Oui, a-t-il dit, il avait été soldat. Il avait combattu en France, en Deuxième Guerre mondiale. Nous étions le 6 juin, 65e anniversaire du débarquement de Normandie, et il commémorait ainsi l'évènement, en solitaire. En moins de deux minutes de conversation, Eldric Wilfred Roy avait déjà évoqué les deux grandes raisons pour lesquelles ces anciens combattants restent si discrets sur leurs expériences.

Les souvenirs trop douloureux, d'abord. Il a suffi de cette simple évocation pour que les yeux bleus d'Eldric Roy se mouillent. L'Acadien du Nouveau-Brunswick n'assiste plus aux réunions d'anciens combattants. «Je ne suis plus capable d'entendre la cornemuse jouer la retraite», dit-il.

Les remords, ensuite... Il n'a jamais compris, ni accepté, d'avoir survécu alors que tant de camarades sont tombés.

Le 1er septembre 1939, il y a 70 ans, l'Allemagne nazie envahissait la Pologne. Neuf jours plus tard, le Canada entrait à son tour dans le conflit.

Parce qu'il en reste bien peu comme lui pour témoigner, Eldric Roy a accepté, ce 6 juin, de laisser son numéro de téléphone pour un entretien. Puis il a raconté une anecdote.

À Calais, en 1944, lors de combats de rue - une des épreuves de feu les plus difficiles -, il était entré dans une maison où un gros crucifix était suspendu.
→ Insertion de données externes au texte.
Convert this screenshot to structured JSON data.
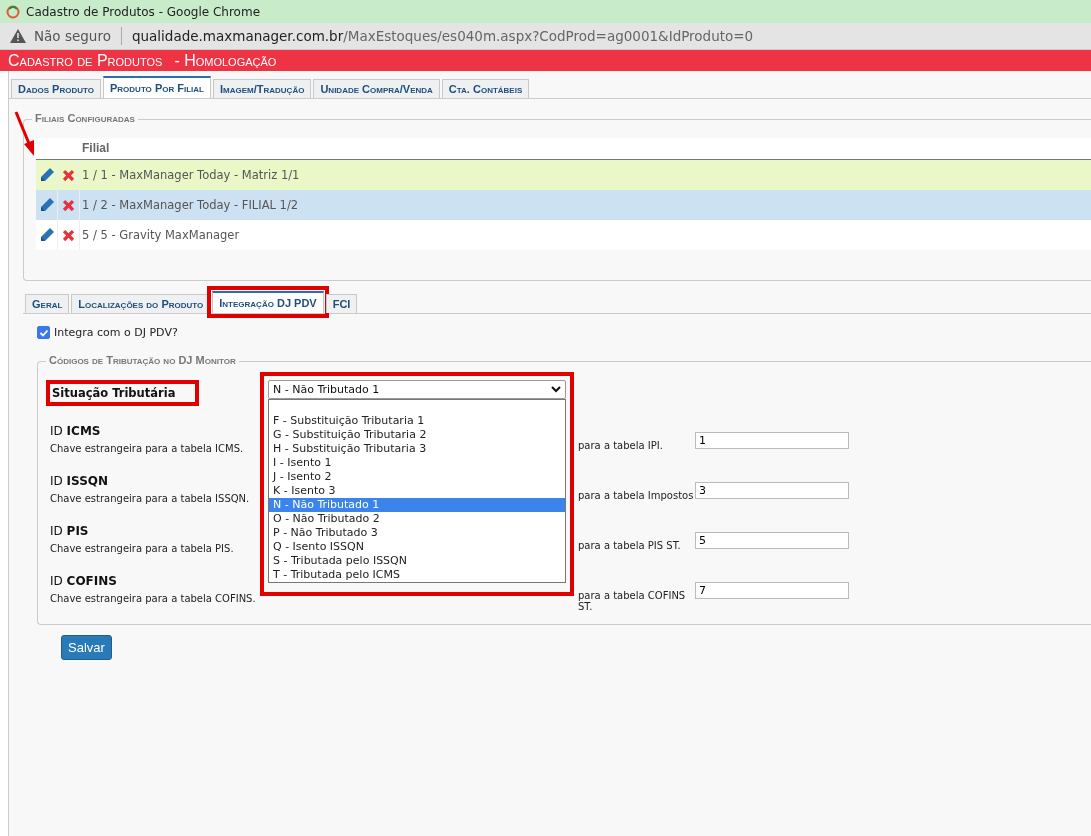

Il l'a décroché et l'a mis contre sa poitrine, sous sa vareuse, en guise de scapulaire géant, dont il espérait les bénédictions proportionnelles au format. Peu de temps après, il essuyait le tir d'une mitrailleuse lourde. Il s'est jeté sur le ventre. Mais il est difficile de s'aplatir quand les genoux saillants du Christ en croix vous vrillent le sternum. «Je ne l'ai pas gardé longtemps.»

L'officier

Souvent, ils n'en ont jamais parlé à leurs propres enfants. Leurs conjointes connaissent les regards fixes, les sursauts, les cauchemars. Plus rarement leurs causes.

«On aime mieux se rappeler les bons souvenirs que les mauvais», explique le lieutenant-général Gilles Turcot, dans sa grande maison, près du lac Memphrémagog.

Lui-même est un pan d'Histoire. Âgé de 91 ans, il est un des deux derniers officiers du Royal 22e Régiment en fonction en 1939 à être encore vivant. Il commandait le régiment lors de ses dernières opérations en Europe du Nord, à la fin de la guerre.

Après quatre ans d'attente, il a vu l'action pour la première fois en Sicile, le 10 juillet 1943. Il est tombé seize jours plus tard. «On avançait, les bombardements ont commencé, et un morceau de shrapnel m'est passé au travers de la jambe», décrit-il sobrement.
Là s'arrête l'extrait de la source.